One of Brazil's biggest private creditors is jeopardizing a debt-for-bond swap the government there is arranging with foreign banks and other holders of Brazilian debt.
The Dart family, owners of Dart Container Corp. and one of Brazil's biggest private creditors, said the government had rejected the family's offer to swap the debt it holds for so called C bonds, or uncollateralized Brazilian government bonds. The swap would save Brazil some $200 million of collateral.
Dart's insistence on C bonds may scuttle the swap, to which foreign banks have already agreed. The Dart family did not disclose the size of its holdings but claimed it is now the government's fourth-largest private creditor.
Banking sources in New York and Sao Paolo estimated that the Dart family has purchased bank loans to Brazil worth between $1.3 billion and $1.5 billion, amounting to some 4% of the debt eligible for exchange under an agreement with banks.
The family is said to have purchased the debt at discounts of 66% to 68% from face value on the secondary trading market as an investment. For the debt-for-bond swap to go through, Brazil needs to obtain the approval from creditors holding 95% of some $34 billion in debt.
|Game of Chicken'
Should any other creditor refuse the options being offered by Brazil, the deal may not work.
Brazilian officials and representatives of the family were unavailable for comment on the stalemate. However, banking sources said the family's unwillingness to accept other types of bonds in a swap for the debt posed a stumbling block.
"It's getting to be the world's biggest game of chicken," remarked one banker.
"In simple terms, you've got a big creditor who wants a better deal than has been accepted by other creditors and is threatening to participate."
Brazil is one of the last big developing countries to swap its bank borrowings for bonds under a program launched three years ago by Nicholas F. Brady, then U.S. Treasury secretary.
Although banks continue to lead the negotiations with Brazil. they have for years been steadily selling off their loans to developing countries.

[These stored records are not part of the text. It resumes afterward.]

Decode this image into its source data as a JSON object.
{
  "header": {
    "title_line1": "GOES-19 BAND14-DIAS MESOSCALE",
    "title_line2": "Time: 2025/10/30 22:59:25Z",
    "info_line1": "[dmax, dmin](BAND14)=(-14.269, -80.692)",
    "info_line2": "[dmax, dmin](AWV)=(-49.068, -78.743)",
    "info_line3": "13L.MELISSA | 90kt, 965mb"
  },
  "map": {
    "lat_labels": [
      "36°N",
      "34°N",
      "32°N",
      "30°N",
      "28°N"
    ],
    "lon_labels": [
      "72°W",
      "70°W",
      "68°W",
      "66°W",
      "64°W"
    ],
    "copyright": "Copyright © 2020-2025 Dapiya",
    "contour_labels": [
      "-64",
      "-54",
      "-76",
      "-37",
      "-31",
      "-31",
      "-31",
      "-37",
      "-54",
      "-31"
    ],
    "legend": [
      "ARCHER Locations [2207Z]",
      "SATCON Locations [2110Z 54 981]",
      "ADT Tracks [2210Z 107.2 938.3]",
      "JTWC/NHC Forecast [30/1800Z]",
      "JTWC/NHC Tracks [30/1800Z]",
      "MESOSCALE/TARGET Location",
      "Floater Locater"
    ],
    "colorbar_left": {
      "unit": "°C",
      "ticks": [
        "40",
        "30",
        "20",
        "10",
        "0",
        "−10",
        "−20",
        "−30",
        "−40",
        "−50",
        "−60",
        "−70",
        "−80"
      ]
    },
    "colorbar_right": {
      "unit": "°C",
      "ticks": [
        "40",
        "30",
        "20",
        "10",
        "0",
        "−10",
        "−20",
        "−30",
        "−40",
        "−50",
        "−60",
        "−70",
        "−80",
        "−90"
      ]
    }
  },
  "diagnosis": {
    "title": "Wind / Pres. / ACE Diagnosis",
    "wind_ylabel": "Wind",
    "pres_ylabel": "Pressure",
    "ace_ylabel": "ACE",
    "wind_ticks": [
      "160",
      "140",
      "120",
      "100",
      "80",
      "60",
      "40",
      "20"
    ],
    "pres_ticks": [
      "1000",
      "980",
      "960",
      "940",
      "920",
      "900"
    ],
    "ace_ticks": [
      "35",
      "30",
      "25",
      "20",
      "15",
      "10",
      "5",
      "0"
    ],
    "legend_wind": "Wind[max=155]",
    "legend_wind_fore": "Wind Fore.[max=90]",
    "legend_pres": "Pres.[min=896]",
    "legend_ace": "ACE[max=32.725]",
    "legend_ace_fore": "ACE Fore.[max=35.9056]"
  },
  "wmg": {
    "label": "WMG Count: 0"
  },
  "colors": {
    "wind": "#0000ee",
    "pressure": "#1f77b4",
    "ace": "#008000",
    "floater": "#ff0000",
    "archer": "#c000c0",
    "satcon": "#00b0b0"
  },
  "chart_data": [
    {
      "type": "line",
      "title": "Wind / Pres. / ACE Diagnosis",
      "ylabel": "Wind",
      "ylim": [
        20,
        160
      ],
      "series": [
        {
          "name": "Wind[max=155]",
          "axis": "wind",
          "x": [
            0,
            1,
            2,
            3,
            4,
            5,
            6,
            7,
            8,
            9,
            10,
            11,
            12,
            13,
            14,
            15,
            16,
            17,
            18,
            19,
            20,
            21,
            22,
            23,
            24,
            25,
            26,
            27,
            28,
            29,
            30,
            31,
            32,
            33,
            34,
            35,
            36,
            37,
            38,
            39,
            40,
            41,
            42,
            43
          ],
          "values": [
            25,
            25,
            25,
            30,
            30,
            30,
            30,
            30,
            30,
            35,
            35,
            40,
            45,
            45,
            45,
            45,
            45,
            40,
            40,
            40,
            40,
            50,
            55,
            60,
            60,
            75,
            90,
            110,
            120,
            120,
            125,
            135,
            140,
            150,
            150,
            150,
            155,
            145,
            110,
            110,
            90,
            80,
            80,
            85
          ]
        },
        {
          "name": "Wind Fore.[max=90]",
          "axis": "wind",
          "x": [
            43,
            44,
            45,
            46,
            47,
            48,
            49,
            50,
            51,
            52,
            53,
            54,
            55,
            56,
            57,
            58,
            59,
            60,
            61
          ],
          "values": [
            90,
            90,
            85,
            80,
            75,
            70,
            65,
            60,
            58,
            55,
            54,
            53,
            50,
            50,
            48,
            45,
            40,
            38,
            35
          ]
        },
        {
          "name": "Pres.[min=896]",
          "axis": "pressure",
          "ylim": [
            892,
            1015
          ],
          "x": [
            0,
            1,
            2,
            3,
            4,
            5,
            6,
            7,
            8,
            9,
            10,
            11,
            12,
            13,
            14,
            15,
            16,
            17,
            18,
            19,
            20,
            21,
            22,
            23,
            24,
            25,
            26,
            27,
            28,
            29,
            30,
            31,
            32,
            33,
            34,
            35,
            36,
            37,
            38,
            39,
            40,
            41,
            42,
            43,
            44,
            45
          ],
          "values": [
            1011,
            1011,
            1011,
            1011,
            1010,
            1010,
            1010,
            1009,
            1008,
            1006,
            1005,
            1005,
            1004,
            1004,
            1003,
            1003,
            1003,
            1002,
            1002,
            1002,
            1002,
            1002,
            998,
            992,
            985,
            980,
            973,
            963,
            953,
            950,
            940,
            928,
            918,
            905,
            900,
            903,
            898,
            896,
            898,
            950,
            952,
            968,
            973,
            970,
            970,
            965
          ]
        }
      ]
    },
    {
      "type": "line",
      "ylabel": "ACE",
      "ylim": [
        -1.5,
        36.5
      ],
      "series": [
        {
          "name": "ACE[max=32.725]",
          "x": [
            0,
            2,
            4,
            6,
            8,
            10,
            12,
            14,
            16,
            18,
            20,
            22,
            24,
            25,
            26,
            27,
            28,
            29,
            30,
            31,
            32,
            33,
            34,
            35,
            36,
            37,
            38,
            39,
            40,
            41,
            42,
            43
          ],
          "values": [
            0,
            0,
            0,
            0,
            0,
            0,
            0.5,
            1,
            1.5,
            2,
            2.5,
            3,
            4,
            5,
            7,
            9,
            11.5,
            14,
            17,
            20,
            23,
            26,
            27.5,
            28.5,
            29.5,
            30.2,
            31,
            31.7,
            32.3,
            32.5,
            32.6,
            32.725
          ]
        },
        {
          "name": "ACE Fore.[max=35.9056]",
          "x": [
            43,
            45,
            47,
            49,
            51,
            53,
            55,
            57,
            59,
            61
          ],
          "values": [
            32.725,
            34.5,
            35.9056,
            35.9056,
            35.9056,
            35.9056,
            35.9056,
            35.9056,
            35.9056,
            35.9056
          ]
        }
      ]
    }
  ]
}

In a statement released Oct. 11, Frederick Abendroth, investment manager for the Dart family. criticized the banks' arrangements with Brazil and claimed equal rights to set the terms of any agreement.
Left Out of Negotiations
"Dart was never consulted during the negotiations that resulted in the Brazil Financing Plan or Brazil's reallocation request." Mr. Abendroth stated.
"In a number of countries undergoing debt restructuring, commercial banks as a group no longer hold a majority of the country's indebtedness," the statement added. "The negotiations, however, are still conducted exclusively by the banks in the absence of any meaningful consultation with the real owners of the debt."
Brazil reached an agreement with banks earlier this year to exchange some $34 billion in debt for government bonds at a discount on earlier principal or interest.
Investors have calculated that bonds issued at par value to bank loans but carrying a reduced interest rate offer more attractive long-term yields. Most investors, therefore, have opted to exchange the loans they hold for such bonds.
However, this has posed a problem for Brazil. Brazil would have to spend more money to collateralize such bonds than if the bonds swapped at a 35% discount on principal.
Creditors Asked to Reconsider
To overcome this problem, Brazil recently asked creditors to reconsider their choice of options and swap a greater portion of the loans for bonds issued at a discount on principal.
The Dart family, however, refused to go along, emphasizing in its statement that the deal could proceed at no loss to Brazil because Dart would accept uncollateralized bonds.
However, banking sources said Brazil is as much interested in reducing its outstanding debt as in saving on money it will have to put up as collateral.